A lot of distrust for cops comes from what is seen as an implicit lack of consent by communities where those cops work. Cops have to be trained to operate in situations where they start with an uphill battle to gain the trust of the community. Getting out of their police cars and walking “beats” (pre-established patrol routes) has been shown to work better in creating “non-traditional” (e.g. nonviolent and reactionary) strategies for dealing with crime.(12) Cops that work with neighborhood watch organizations, who have a regular and sustained presence in public venues–town hall meetings, local festivals–along with accountability for their actions to the communities they serve helps bridge the gap between cop and civilian. Cops also need to stop learning a “colorblind” racial perspective; it keeps them from addressing systemic racism, social prejudices, their own position of power and privilege, and any misconceptions or stereotypes they might not have ever explored or been forced to address. Training in such subjects as sociology and anthropology at the police academy could expand their working knowledge.
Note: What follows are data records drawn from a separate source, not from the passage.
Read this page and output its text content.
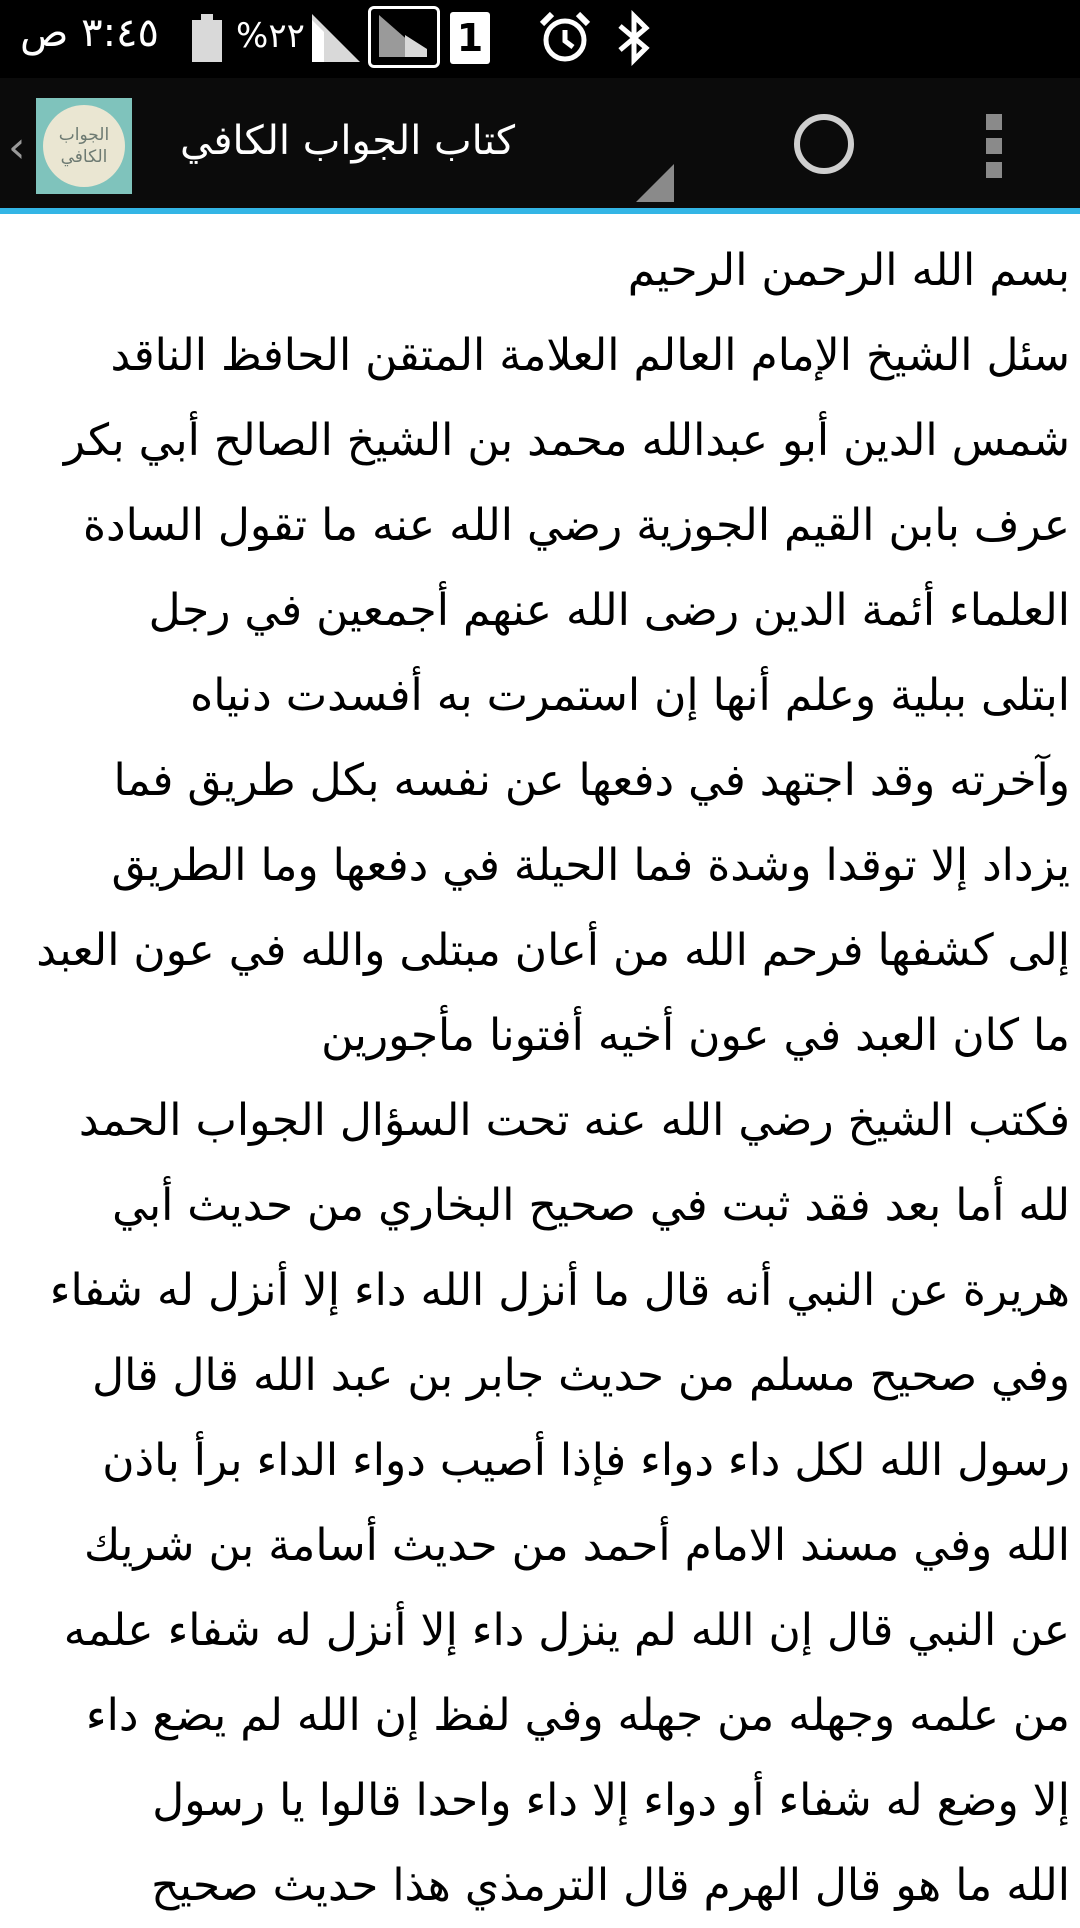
٣:٤٥ ص %٢٢	1
‹	الجواب الكافي	كتاب الجواب الكافي
بسم الله الرحمن الرحيم
سئل الشيخ الإمام العالم العلامة المتقن الحافظ الناقد
شمس الدين أبو عبدالله محمد بن الشيخ الصالح أبي بكر
عرف بابن القيم الجوزية رضي الله عنه ما تقول السادة
العلماء أئمة الدين رضى الله عنهم أجمعين في رجل
ابتلى ببلية وعلم أنها إن استمرت به أفسدت دنياه
وآخرته وقد اجتهد في دفعها عن نفسه بكل طريق فما
يزداد إلا توقدا وشدة فما الحيلة في دفعها وما الطريق
إلى كشفها فرحم الله من أعان مبتلى والله في عون العبد
ما كان العبد في عون أخيه أفتونا مأجورين
فكتب الشيخ رضي الله عنه تحت السؤال الجواب الحمد
لله أما بعد فقد ثبت في صحيح البخاري من حديث أبي
هريرة عن النبي أنه قال ما أنزل الله داء إلا أنزل له شفاء
وفي صحيح مسلم من حديث جابر بن عبد الله قال قال
رسول الله لكل داء دواء فإذا أصيب دواء الداء برأ باذن
الله وفي مسند الامام أحمد من حديث أسامة بن شريك
عن النبي قال إن الله لم ينزل داء إلا أنزل له شفاء علمه
من علمه وجهله من جهله وفي لفظ إن الله لم يضع داء
إلا وضع له شفاء أو دواء إلا داء واحدا قالوا يا رسول
الله ما هو قال الهرم قال الترمذي هذا حديث صحيح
Studies have found that racial stereotyping behaviors can only be reversed in situations of “sustained” interaction between diverse groups and in settings without power disparities; this can only be accomplished by diversifying police forces. According to a Washington Post article, more than ¾ of the countries major’s cities have police forces that are “disproportionately white” compared to the local population. For example, Baltimore is 26% white, but whites make up 46% of the police force.(13) After accounting for cities with small black populations (less than 4%), it reveals that in 72% of census-surveyed cities blacks are underrepresented: 446 cities. That number is 66% for Hispanics: 609 cities. This problem is worse in smaller cities, where legislation that forced major cities to integrate was never passed, as in places like Ferguson, with 3 black cops of 53, with a 67% black population for the city.(14)
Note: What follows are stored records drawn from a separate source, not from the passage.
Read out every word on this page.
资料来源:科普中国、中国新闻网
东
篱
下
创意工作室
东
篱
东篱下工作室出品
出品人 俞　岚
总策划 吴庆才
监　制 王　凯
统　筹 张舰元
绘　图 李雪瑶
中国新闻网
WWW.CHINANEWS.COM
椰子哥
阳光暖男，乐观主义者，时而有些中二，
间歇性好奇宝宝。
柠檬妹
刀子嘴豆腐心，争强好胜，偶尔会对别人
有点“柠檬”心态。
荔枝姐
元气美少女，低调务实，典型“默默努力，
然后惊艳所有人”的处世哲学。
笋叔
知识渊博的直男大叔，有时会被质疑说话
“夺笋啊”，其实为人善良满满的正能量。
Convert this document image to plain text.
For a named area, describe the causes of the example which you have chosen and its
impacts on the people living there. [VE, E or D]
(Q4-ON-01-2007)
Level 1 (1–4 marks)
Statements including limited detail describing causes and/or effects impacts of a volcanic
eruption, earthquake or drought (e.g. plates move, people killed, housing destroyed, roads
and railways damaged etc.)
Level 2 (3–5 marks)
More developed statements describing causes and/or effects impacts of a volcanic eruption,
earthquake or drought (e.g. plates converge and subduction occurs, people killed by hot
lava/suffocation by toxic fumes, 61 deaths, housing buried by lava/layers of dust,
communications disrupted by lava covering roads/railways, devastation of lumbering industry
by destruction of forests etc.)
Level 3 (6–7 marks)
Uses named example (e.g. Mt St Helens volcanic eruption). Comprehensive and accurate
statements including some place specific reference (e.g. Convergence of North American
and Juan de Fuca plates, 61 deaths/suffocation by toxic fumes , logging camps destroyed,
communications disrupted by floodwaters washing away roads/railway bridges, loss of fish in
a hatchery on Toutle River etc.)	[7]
A cop has to understand his prejudices, that he is part of a system that has incarcerated young black men disproportionately over every other race in the United States for decades. He also has to understand minority populations are more likely to interact with police officers in a negative way (or believe that such interactions will go badly before they begin).(15) “Federal Agencies and police departments, too, need to support a shift in police officer training away from incremental violence responses towards communication strategies, assertion and affirmation techniques (and also, as a corollary, seek to dismantle the “traditional police” stereotype that de-emphasizes–and ridicules–emotional awareness and restraint). A drastic move should also be made away from live ammunition towards less-lethal devices and techniques; live ammo has only exacerbated situations where a misunderstanding or misconception might not have turned lethal if any other methods had been used.
The term “good shoot” has entered their terminology, as if such a thing were ever a good thing.